Clearly, this is another case of misselling insurance policies. One Ulip that was bought in 2005 has completed the minimum term for paying premiums. Iris suggests that Das exit this policy and re-allocate the money to mutual funds. We recommend the same strategy for the Ulip bought last year. This means that Das will have to forego the premium of Rs 50,000.

It is difficult to stomach such a loss, but one consolation is that the value of this investment will be substantially low now as the markets have tanked over 50% in one year. Also, the portion of the premium that is actually invested in the first year is quite small. Nonetheless, if Das wishes to continue with this policy, he can pay the premium for the minimum term and then withdraw the money.

After incorporating this suggestion, Das's monthly surplus will surge to Rs 18,000. We suggest that about half of this amount be invested in mutual funds.
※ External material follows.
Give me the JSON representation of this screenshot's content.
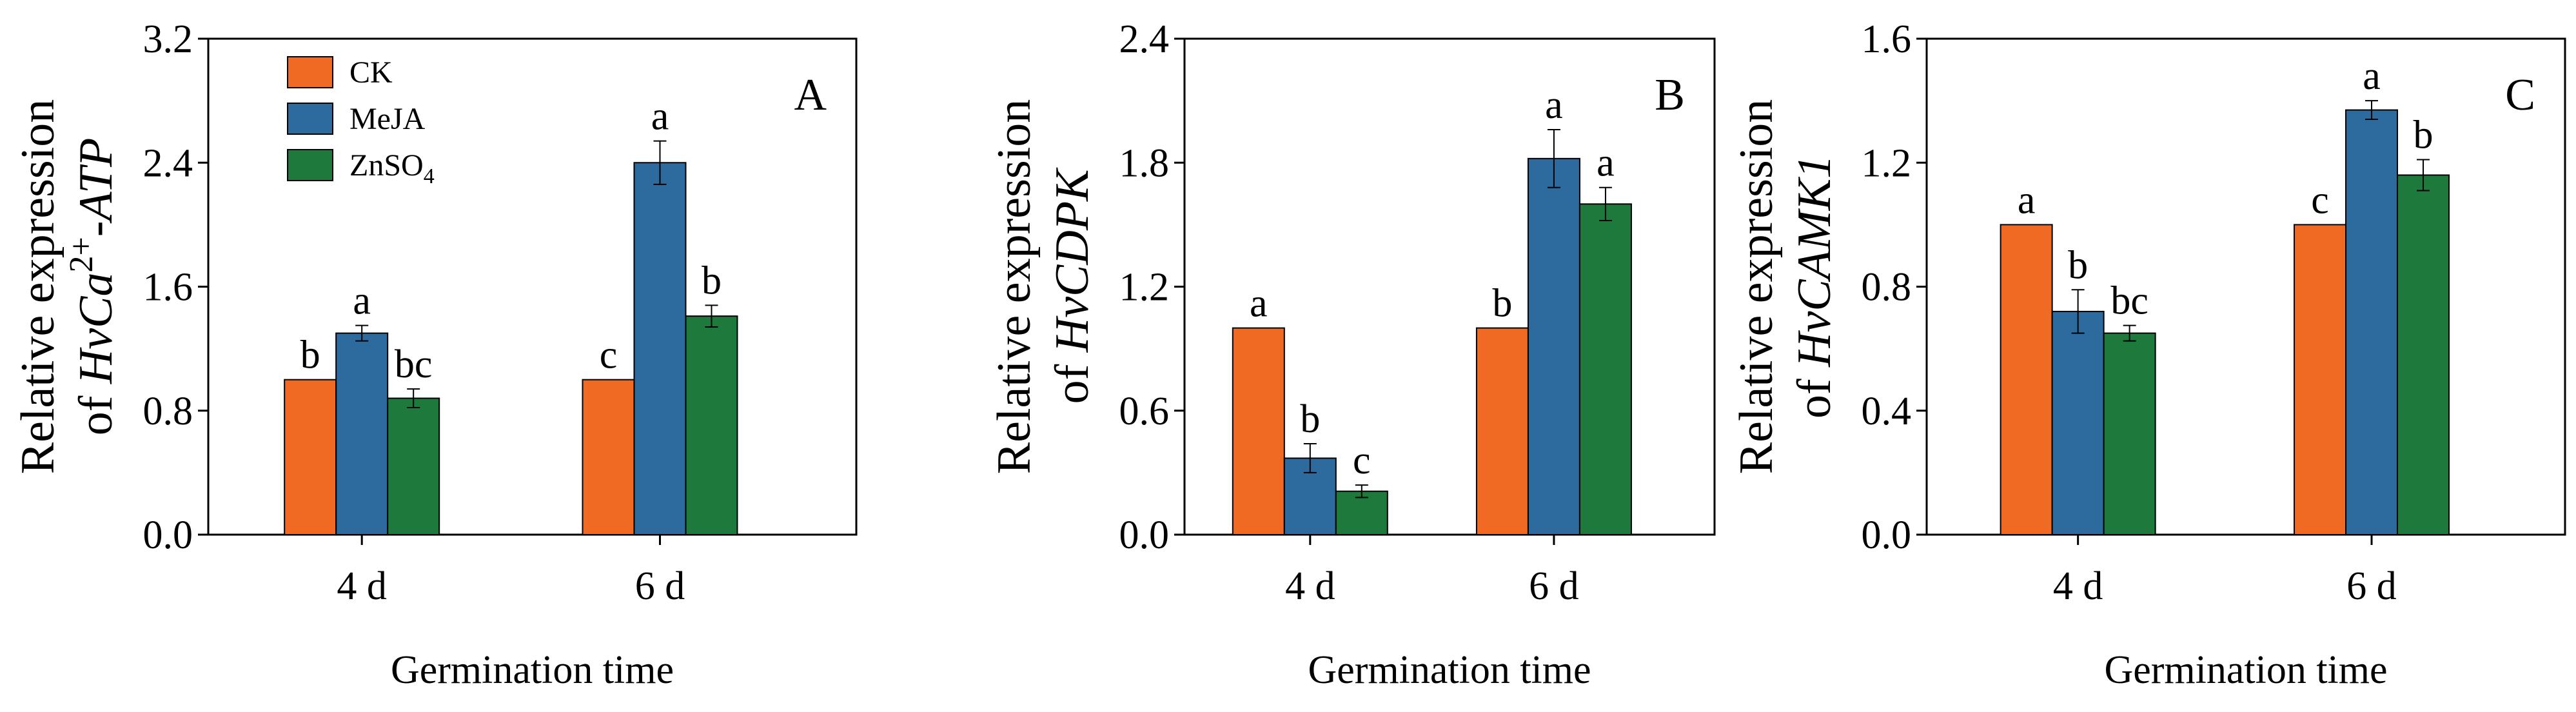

From his collection, Iris has retained DSP Black Rock World Gold fund as gold funds are one of the very few categories to have given positive returns recently. Also, they help to diversify the portfolio.

The other fund that makes the cut is FT India Balanced as it has a moderate risk. ICICI Prudential Equity and Derivatives fund also gets a thumbs-up because it exploits arbitrage opportunities, which provide a hedge in a falling market and allow investors to enjoy the upside of a market boom.

All the other funds have been booted out as the amount of investment is too insignificant or because they are too complicated for Das. In addition, he can choose from our staple suggestions of HDFC Top 200, HDFC Equity and ICICI Prudential Discovery fund for investing via SIPs. Ideally, Das should invest only in index stocks at this age. From his point of view, this is a boring option, but safe returns never hurt anyone.

For debt, Das should continue his PPF investment and use fixed deposits or debt funds as the other option. With fixed deposits he can create a ladder of maturity period so that he is never cash-rich at one time and cash-starved at another. An important expense at this age is medical bills. Das does not have a health insurance policy, but fortunately, his previous employer pays for all medical expenses. This removes a huge burden from his monthly cash flow.

Most of Das’s financial goals will be easily met by this plan. He is concerned about inflation upsetting the apple cart in the future. But this possibility seems remote (see Riding on Inflation) provided he sticks to his life-long mantra of disciplined investment. Das’s dream of a carefree retirement seems set to come true.

Revisiting past patients
We do a quick check-up to monitor the health of our past patients’ portfolios

Tejinder Pal Singh

Age: 39 years

Financial dependants: Three

Old asset allocation
Cash: 3%
Equity: 1%
Debt: 34%
Real estate: 2%

What we diagnosed
- Very low equity exposure.
- Very small investible surplus.
- Inadequate life insurance cover.

What we prescribed
- Increase equity exposure by investing in mutual funds via SIPS.
- Invest in HDFC Equity, DSP BR Opportunities or Franklin India Prima Plus.
- Prepay the home loan partially.
- Convert money-back plan into paid-up policy. Buy a term plan of about Rs 20 lakh.

What he followed
- Prepaid the home loan partially.
- Invested in DSP BR Opportunities fund.

What he did not
- Buy a term plan.
- Increase his equity exposure adequately.
Pre-paying the home loan partially has reduced the burden on Singh’s finances. Now he should concentrate on building an equities portfolio immediately as this is indispensable to his goal of a retirement corpus.

"I would have preferred a more detailed explanation for the mutual fund recommendations."